Emma Markovna Trotskaia Lehmer was born in Samara, Russia on 6 November 1906 to Motvey and Nadejda Trotsky. She died on 7 May 2007, aged 100.
She got into Berkeley by a circuitous route, and there her favourite mathematics lecturer was Derrick Norman Lehmer. As well as taking several of his courses she did a research project with him on finding pseudosquares. It was at this time that she met his son Derrick (‘Dick’) Lehmer. In 1928 they married.
They received their B.A.s together and went to Brown to do masters degrees, but Emma spent most of her time helping Dick, and typing his thesis, so he was able to go on for a Ph.D. while she was still working on her masters.

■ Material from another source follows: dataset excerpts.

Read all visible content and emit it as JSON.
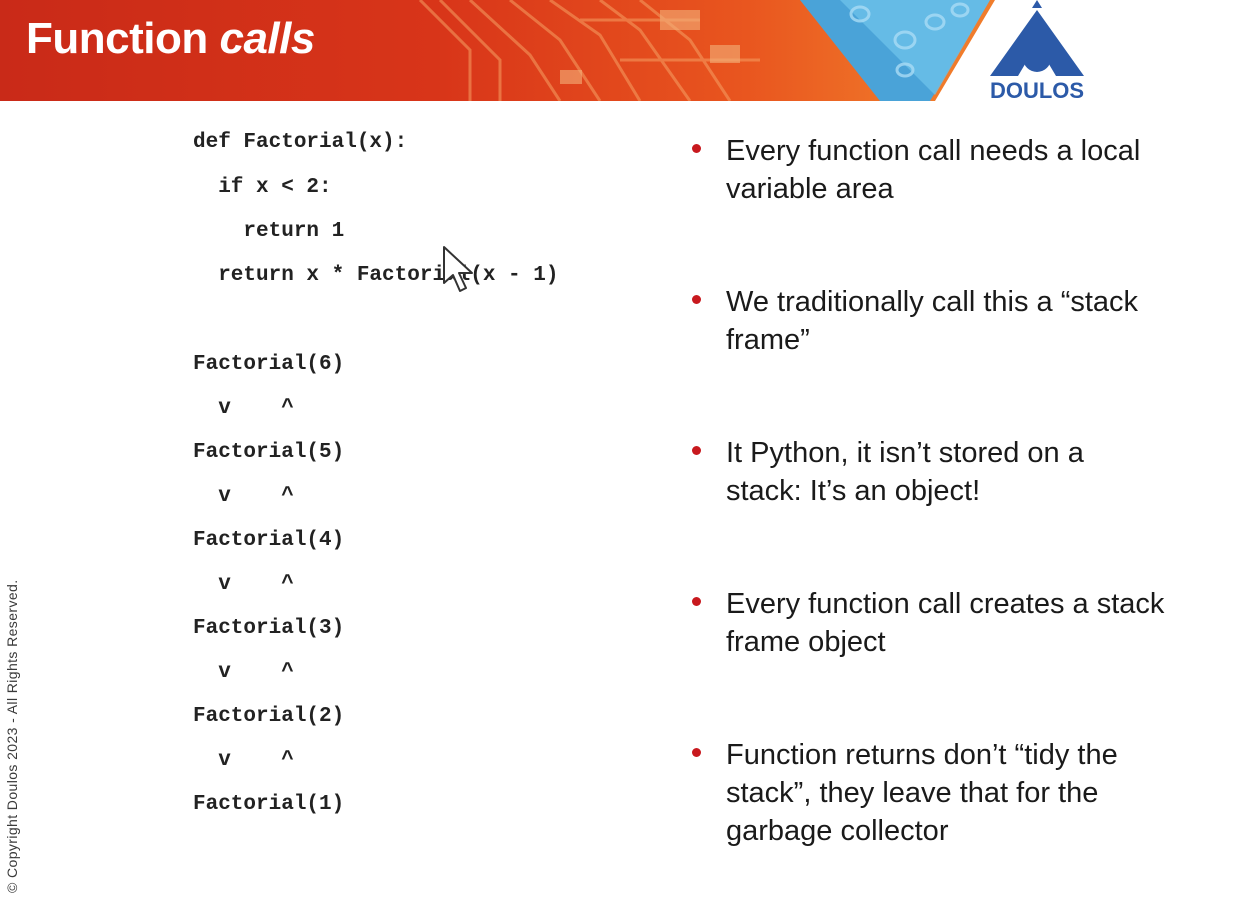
{
  "header": {
    "title_main": "Function ",
    "title_italic": "calls",
    "logo_text": "DOULOS"
  },
  "code": {
    "lines": [
      "def Factorial(x):",
      "  if x < 2:",
      "    return 1",
      "  return x * Factorial(x - 1)"
    ],
    "trace": [
      "Factorial(6)",
      "  v    ^",
      "Factorial(5)",
      "  v    ^",
      "Factorial(4)",
      "  v    ^",
      "Factorial(3)",
      "  v    ^",
      "Factorial(2)",
      "  v    ^",
      "Factorial(1)"
    ]
  },
  "bullets": [
    "Every function call needs a local variable area",
    "We traditionally call this a “stack frame”",
    "It Python, it isn’t stored on a stack: It’s an object!",
    "Every function call creates a stack frame object",
    "Function returns don’t “tidy the stack”, they leave that for the garbage collector"
  ],
  "footer": {
    "copyright": "© Copyright Doulos 2023 - All Rights Reserved."
  },
  "colors": {
    "banner_red": "#c92a18",
    "banner_orange": "#f07a2a",
    "bullet_red": "#c8191e",
    "logo_blue": "#2c5aa8"
  },
  "icons": [
    "mouse-pointer-icon",
    "doulos-logo-icon",
    "bullet-dot-icon"
  ]
}
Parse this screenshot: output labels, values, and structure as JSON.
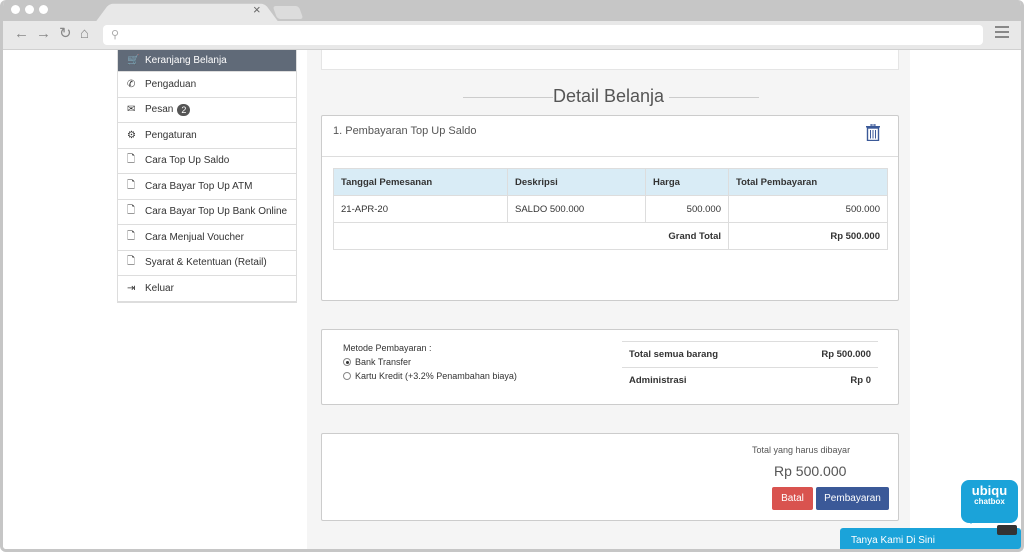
{
  "browser": {
    "tab_close": "×"
  },
  "sidebar": {
    "items": [
      {
        "label": "Keranjang Belanja",
        "icon": "cart-icon",
        "glyph": "🛒",
        "active": true
      },
      {
        "label": "Pengaduan",
        "icon": "phone-icon",
        "glyph": "✆"
      },
      {
        "label": "Pesan",
        "icon": "envelope-icon",
        "glyph": "✉",
        "badge": "2"
      },
      {
        "label": "Pengaturan",
        "icon": "gear-icon",
        "glyph": "⚙"
      },
      {
        "label": "Cara Top Up Saldo",
        "icon": "document-icon",
        "glyph": "🗋"
      },
      {
        "label": "Cara Bayar Top Up ATM",
        "icon": "document-icon",
        "glyph": "🗋"
      },
      {
        "label": "Cara Bayar Top Up Bank Online",
        "icon": "document-icon",
        "glyph": "🗋"
      },
      {
        "label": "Cara Menjual Voucher",
        "icon": "document-icon",
        "glyph": "🗋"
      },
      {
        "label": "Syarat & Ketentuan (Retail)",
        "icon": "document-icon",
        "glyph": "🗋"
      },
      {
        "label": "Keluar",
        "icon": "logout-icon",
        "glyph": "⇥"
      }
    ]
  },
  "main": {
    "section_title": "Detail Belanja",
    "order": {
      "title": "1. Pembayaran Top Up Saldo",
      "table": {
        "headers": [
          "Tanggal Pemesanan",
          "Deskripsi",
          "Harga",
          "Total Pembayaran"
        ],
        "rows": [
          [
            "21-APR-20",
            "SALDO 500.000",
            "500.000",
            "500.000"
          ]
        ],
        "grand_total_label": "Grand Total",
        "grand_total_value": "Rp 500.000"
      }
    },
    "payment": {
      "method_label": "Metode Pembayaran :",
      "options": [
        {
          "label": "Bank Transfer",
          "selected": true
        },
        {
          "label": "Kartu Kredit (+3.2% Penambahan biaya)",
          "selected": false
        }
      ],
      "summary": [
        {
          "label": "Total semua barang",
          "value": "Rp 500.000"
        },
        {
          "label": "Administrasi",
          "value": "Rp 0"
        }
      ]
    },
    "checkout": {
      "total_label": "Total yang harus dibayar",
      "total_value": "Rp 500.000",
      "cancel_label": "Batal",
      "pay_label": "Pembayaran"
    }
  },
  "chat": {
    "logo_line1": "ubiqu",
    "logo_line2": "chatbox",
    "bar_label": "Tanya Kami Di Sini"
  },
  "colors": {
    "sidebar_active": "#606a78",
    "table_header": "#d9ecf6",
    "cancel_button": "#d9534f",
    "pay_button": "#3b5998",
    "chat": "#1ba3d9"
  }
}
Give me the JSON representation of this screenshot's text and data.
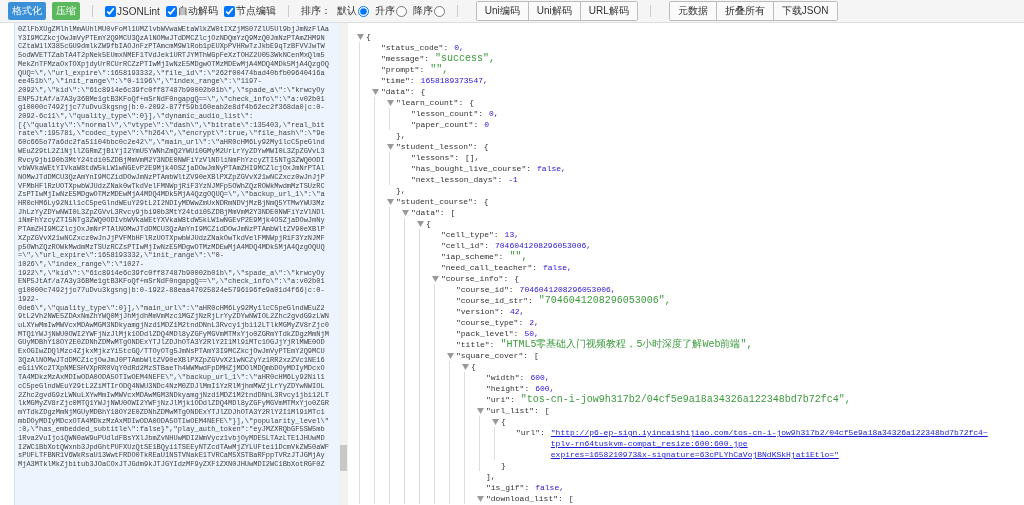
{
  "toolbar": {
    "primary_buttons": [
      {
        "label": "格式化",
        "kind": "blue"
      },
      {
        "label": "压缩",
        "kind": "green"
      }
    ],
    "checkboxes": [
      {
        "label": "JSONLint",
        "checked": true
      },
      {
        "label": "自动解码",
        "checked": true
      },
      {
        "label": "节点编辑",
        "checked": true
      }
    ],
    "sort": {
      "label": "排序：",
      "options": [
        {
          "label": "默认",
          "selected": true
        },
        {
          "label": "升序",
          "selected": false
        },
        {
          "label": "降序",
          "selected": false
        }
      ]
    },
    "button_groups": [
      [
        "Uni编码",
        "Uni解码",
        "URL解码"
      ],
      [
        "元数据",
        "折叠所有",
        "下载JSON"
      ]
    ]
  },
  "input": {
    "text_lines": [
      "0ZlFbXUgZMlhlMmAUhlMU0vFoMl1UMZlvbWVwaWEtaWlkZW0tIXZjMS07ZlU5Ul9bjJmNzFlAa",
      "Y3I9MCZkcjOwJmVyPTEmY2Q9MCU3QzAlNOMwJTdDMCZlcjOzNDQmYzQ9MzQ0JmNzPTAmZHM9N",
      "CZtaW1lX385cGU9dmlkZW9fbIAOJnFzPTAmcmM9WlRob1pEUXpPVHRwTzJkbE9qTzBFVVJwTW",
      "5odWVETTZabTA4T2pNek5EUmxNMEF1TVdJek1URTJYMThWGpFeXzTOHZ2U053WkNCenMxQlm5",
      "MekZnTFMzaOxTOXpjdyUrRCUrRCZzPTIwMjIwNzE5MDgwOTMzMDEwMjA4MDQ4MDk5MjA4QzgOQ",
      "QUQ=\\\",\\\"url_expire\\\":1658193332,\\\"file_id\\\":\\\"262f00474bad40bfb09640416a",
      "ee451b\\\",\\\"init_range\\\":\\\"0-1196\\\",\\\"index_range\\\":\\\"1197-",
      "2092\\\",\\\"kid\\\":\\\"61c8914e6c39fc0ff87487b90002b01b\\\",\\\"spade_a\\\":\\\"krwcyOy",
      "ENP5JtAf/a7A3y36BMe1gtB3KFoQf+mSrNdF0ngapgQ==\\\",\\\"check_info\\\":\\\"a:v02b01",
      "g10000c7492jjc77uDvu3kgsng|b:0-2092-877f59b160eab2e8df4b62ec2f368da0|c:0-",
      "2092-6c11\\\",\\\"quality_type\\\":0}],\\\"dynamic_audio_list\\\":",
      "[{\\\"quality\\\":\\\"normal\\\",\\\"vtype\\\":\\\"dash\\\",\\\"bitrate\\\":135403,\\\"real_bit",
      "rate\\\":195781,\\\"codec_type\\\":\\\"h264\\\",\\\"encrypt\\\":true,\\\"file_hash\\\":\\\"9e",
      "60c665o77a6dc2fa51104bbc0c2e42\\\",\\\"main_url\\\":\\\"aHR0cHM6Ly92My1lcC5peGlnd",
      "WEuZ29tL2Z1NjllZGRmZjBiYjI2YmU5YWNhZmQ2YWU10GMyM2UrLrYyZDYwMWI0L3ZpZGVvL3",
      "Rvcy9jbi90b3MtY24tdi05ZDBjMmVmM2Y3NDE0NWFiYzVlNDliNmFhYzcyZTI5NTg3ZWQ0ODI",
      "vbWVkaWEtYIVkaW8tdW5kLW1wNGEvP2E9Mjk4OSZjaDOwJmNyPTAmZHI9MCZlcjOxJmNrPTAl",
      "NOMwJTdDMCU3QzAmYnI9MCZidDOwJmNzPTAmbWltZV90eXBlPXZpZGVvX21wNCZxcz0wJnJjP",
      "VFMbHFlRzUOTXpwbWJUdzZNak0wTkdVelFMNWpjRiF3YzNJMFp5OWhZQzROWkMwdmMzTSUzRC",
      "ZsPTIwMjIwNzE5MDgwOTMzMDEwMjA4MDQ4MDk5MjA4QzgOQUQ=\\\",\\\"backup_url_1\\\":\\\"a",
      "HR0cHM6Ly92Nil1cC5peGlndWEuY29tL2I2NDIyMDWwZmUxNDRmNDVjMzBjNmQ5YTMwYWU3Mz",
      "JhLzYyZDYwNWI0L3ZpZGVvL3Rvcy9jbi90b3MtY24tdi05ZDBjMmVmM2Y3NDE0NWFiYzVlNDl",
      "iNmFhYzcyZTI5NTg3ZWQ0ODIvbWVkaWEtYXVkaW8tdW5kLW1wNGEvP2E9Mjk4OSZjaDOwJmNy",
      "PTAmZHI9MCZlcjOxJmNrPTAlNOMwJTdDMCU3QzAmYnI9MCZidDOwJmNzPTAmbWltZV90eXBlP",
      "XZpZGVvX21wNCZxcz0wJnJjPVFMbHFlRzUOTXpwbWJUdzZNakOwTkdVelFMNWpjRiF3YzNJMF",
      "p5OWhZQzROWkMwdmMzTSUzRCZsPTIwMjIwNzE5MDgwOTMzMDEwMjA4MDQ4MDk5MjA4QzgOQUQ",
      "=\\\",\\\"url_expire\\\":1658193332,\\\"init_range\\\":\\\"0-",
      "1026\\\",\\\"index_range\\\":\\\"1027-",
      "1922\\\",\\\"kid\\\":\\\"61c8914e6c39fc0ff87487b90002b01b\\\",\\\"spade_a\\\":\\\"krwcyOy",
      "ENP5JtAf/a7A3y36BMe1gtB3KFoQf+mSrNdF0ngapgQ==\\\",\\\"check_info\\\":\\\"a:v02b01",
      "g10000c7492jjo77uDvu3kgsng|b:0-1922-88eaa47025824e5796196fe9a01d4f66|c:0-",
      "1922-",
      "0de6\\\",\\\"quality_type\\\":0}],\\\"main_url\\\":\\\"aHR0cHM6Ly92My1lcC5peGlndWEuZ2",
      "9tL2Vh2NWE5ZDAxNmZhYWQ0MjJhMjdhMmVmMzc1MGZjNzRjLrYyZDYwNWIOL2Zhc2gvdG9zLWN",
      "uLXYwMmIwMWVcxMDAwMGM3NDkyamgjNzd1MDZ1M2tndDNnL3Rvcy1jbi12LTlkMGMyZV8rZjc0",
      "MTQ1YWJjNWU0OWI2YWFjNzJlMjk1ODdlZDQ4MDl8yZGFyMGVmMTMxYjo0ZGRmYTdkZDgzMmNjM",
      "GUyMDBhY18OY2E0ZDNhZDMwMTgONDExYTJlZDJhOTA3Y2RlY2I1Ml9iMTc1OGJjYjRlMWE0OD",
      "ExOGIwZDQlMzc4ZjkxMjkzYi5tcGQ/TTOyOTg5JmNsPTAmY3I9MCZkcjOwJmVyPTEmY2Q9MCU",
      "3QzAlNOMwJTdDMCZicjOwJmJ0PTAmbWltZV90eXBlPXZpZGVvX21wNCZyYz1RR2xzZVc1NE16",
      "eG1iVKc2TXpNMESHVXpRR0VqY0dRd2MzSTBaeTh4WWMwdFpDMHZjMDOlMDQmbDOyMDIyMDcxO",
      "TA4MDkzMzAxMDIwODA0ODA5OTIwOEM4NEFE\\\",\\\"backup_url_1\\\":\\\"aHR0cHM6Ly92Nil1",
      "cC5peGlndWEuY29tL2ZiMTIrODQ4NWU3NDc4NzM0ZDJlMmI1YzRlMjhmMWZjLrYyZDYwNWIOL",
      "2Zhc2gvdG9zLWNuLXYwMmIwMWVcxMDAwMGM3NDkyamgjNzd1MDZ1M2tndDNnL3Rvcy1jbi12LT",
      "lkMGMyZV8rZjc0MTQ1YWJjNWU0OWI2YWFjNzJlMjk1ODdlZDQ4MDl8yZGFyMGVmMTMxYjo0ZGR",
      "mYTdkZDgzMmNjMGUyMDBhY18OY2E0ZDNhZDMwMTgONDExYTJlZDJhOTA3Y2RlY2I1Ml9iMTc1",
      "mbDOyMDIyMDcxOTA4MDkzMzAxMDIwODA0ODA5OTIwOEM4NEFE\\\"}],\\\"popularity_level\\\"",
      ":0,\\\"has_embedded_subtitle\\\":false}\",\"play_auth_token\":\"eyJMZXRQbGF5SW5mb",
      "1Rva2VuIjoiQWN0aW9uPUdldFBsYXlJbmZvNHUwMDI2WmVycz1vbjOyMDE5LTAzLTE1JHUwMD",
      "I2WC1BbXotQWxnb3JpdGhtPUFXUzQtSE1BQyi1TSEEyNTZcdTAwMjZYLUFtei1DcmVkZW50aWF",
      "sPUFLTFBNR1V6WkRsaU13WwtFRDO0TkREaU1NSTVNakE1TVRCaM5XSTBaRFppTVRzJTJGMjAy",
      "MjA3MTklMkZjbitub3JOaCOxJTJGdm9kJTJGYIdzMF9yZXF1ZXN0JHUwMDI2WC1BbXotRGF0Z"
    ]
  },
  "tree": {
    "open": "{",
    "expanded": true,
    "children": [
      {
        "key": "\"status_code\":",
        "value": "0,",
        "kind": "number"
      },
      {
        "key": "\"message\":",
        "value": "\"success\",",
        "kind": "string"
      },
      {
        "key": "\"prompt\":",
        "value": "\"\",",
        "kind": "string"
      },
      {
        "key": "\"time\":",
        "value": "1658189373547,",
        "kind": "number"
      },
      {
        "key": "\"data\":",
        "open": "{",
        "expanded": true,
        "children": [
          {
            "key": "\"learn_count\":",
            "open": "{",
            "expanded": true,
            "close": "},",
            "children": [
              {
                "key": "\"lesson_count\":",
                "value": "0,",
                "kind": "number"
              },
              {
                "key": "\"paper_count\":",
                "value": "0",
                "kind": "number"
              }
            ]
          },
          {
            "key": "\"student_lesson\":",
            "open": "{",
            "expanded": true,
            "close": "},",
            "children": [
              {
                "key": "\"lessons\":",
                "value": "[],",
                "kind": "plain"
              },
              {
                "key": "\"has_bought_live_course\":",
                "value": "false,",
                "kind": "boolean"
              },
              {
                "key": "\"next_lesson_days\":",
                "value": "-1",
                "kind": "number"
              }
            ]
          },
          {
            "key": "\"student_course\":",
            "open": "{",
            "expanded": true,
            "children": [
              {
                "key": "\"data\":",
                "open": "[",
                "expanded": true,
                "children": [
                  {
                    "open": "{",
                    "expanded": true,
                    "children": [
                      {
                        "key": "\"cell_type\":",
                        "value": "13,",
                        "kind": "number"
                      },
                      {
                        "key": "\"cell_id\":",
                        "value": "7046041208296053006,",
                        "kind": "number"
                      },
                      {
                        "key": "\"iap_scheme\":",
                        "value": "\"\",",
                        "kind": "string"
                      },
                      {
                        "key": "\"need_call_teacher\":",
                        "value": "false,",
                        "kind": "boolean"
                      },
                      {
                        "key": "\"course_info\":",
                        "open": "{",
                        "expanded": true,
                        "children": [
                          {
                            "key": "\"course_id\":",
                            "value": "7046041208296053006,",
                            "kind": "number"
                          },
                          {
                            "key": "\"course_id_str\":",
                            "value": "\"7046041208296053006\",",
                            "kind": "string"
                          },
                          {
                            "key": "\"version\":",
                            "value": "42,",
                            "kind": "number"
                          },
                          {
                            "key": "\"course_type\":",
                            "value": "2,",
                            "kind": "number"
                          },
                          {
                            "key": "\"pack_level\":",
                            "value": "50,",
                            "kind": "number"
                          },
                          {
                            "key": "\"title\":",
                            "value": "\"HTML5零基础入门视频教程，5小时深度了解Web前端\",",
                            "kind": "string"
                          },
                          {
                            "key": "\"square_cover\":",
                            "open": "[",
                            "expanded": true,
                            "children": [
                              {
                                "open": "{",
                                "expanded": true,
                                "children": [
                                  {
                                    "key": "\"width\":",
                                    "value": "600,",
                                    "kind": "number"
                                  },
                                  {
                                    "key": "\"height\":",
                                    "value": "600,",
                                    "kind": "number"
                                  },
                                  {
                                    "key": "\"uri\":",
                                    "value": "\"tos-cn-i-jow9h317b2/04cf5e9a18a34326a122348bd7b72fc4\",",
                                    "kind": "string"
                                  },
                                  {
                                    "key": "\"url_list\":",
                                    "open": "[",
                                    "expanded": true,
                                    "close": "],",
                                    "children": [
                                      {
                                        "open": "{",
                                        "expanded": true,
                                        "close": "}",
                                        "children": [
                                          {
                                            "key": "\"url\":",
                                            "value": "\"http://p6-ep-sign.iyincaishijiao.com/tos-cn-i-jow9h317b2/04cf5e9a18a34326a122348bd7b72fc4~tplv-rn64tuskvm-compat_resize:600:600.jpe\nexpires=1658210973&x-signature=63cPLYhCaVojBNdKSkHjat1Etlo=\"",
                                            "kind": "link"
                                          }
                                        ]
                                      }
                                    ]
                                  },
                                  {
                                    "key": "\"is_gif\":",
                                    "value": "false,",
                                    "kind": "boolean"
                                  },
                                  {
                                    "key": "\"download_list\":",
                                    "open": "[",
                                    "expanded": true
                                  }
                                ]
                              }
                            ]
                          }
                        ]
                      }
                    ]
                  }
                ]
              }
            ]
          }
        ]
      }
    ]
  }
}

This she received in 1930 for A Numerical Function Applied to Cyclotomy.
She never did a Ph.D. and so was barred from academia, but she didn’t mind too much as the Lehmers wanted to work together and it was not possible for a husband and wife to lecture at the same institution. They moved from one place to another (these were the depression years) and she was always welcome in the mathematics faculties, and in their libraries, and a small bonus of not having a doctorate, in her own words, was that ‘First of all there are lower expectations. If one happens to discover something new, one’s peers are pleasantly surprised and generous in their praise. This is good for the morale … ‘.
They came to England, to Cambridge and Manchester, and met Hardy, Littlewood, Davenport, Erdös and others. Back in America for the war Emma was allowed to do a little teaching, and then Dick was recruited to help design and work on ENIAC. Some weekends the Lehmers used it to solve certain number theory problems using the sieve methods that they were working on, in particular to research Fermat’s Last Theorem. Emma was pleased that ENIAC (when it was not broken down) could search a million or so numbers in only three minutes.
J. Brillhart in Acta Arith. 62 (1992), 207-213 writes about the Lehmers as a team. ‘In the sixty years during which they collaborated, the Lehmers were a research team who personally influenced a large number of people with their knowledge, their courtesy and sociability, and their fine mathematical work. There is little doubt that one of their most enduring contributions to the world of mathematicians is their founding of the West Coast Number Theory Meeting [an annual event] in 1969.’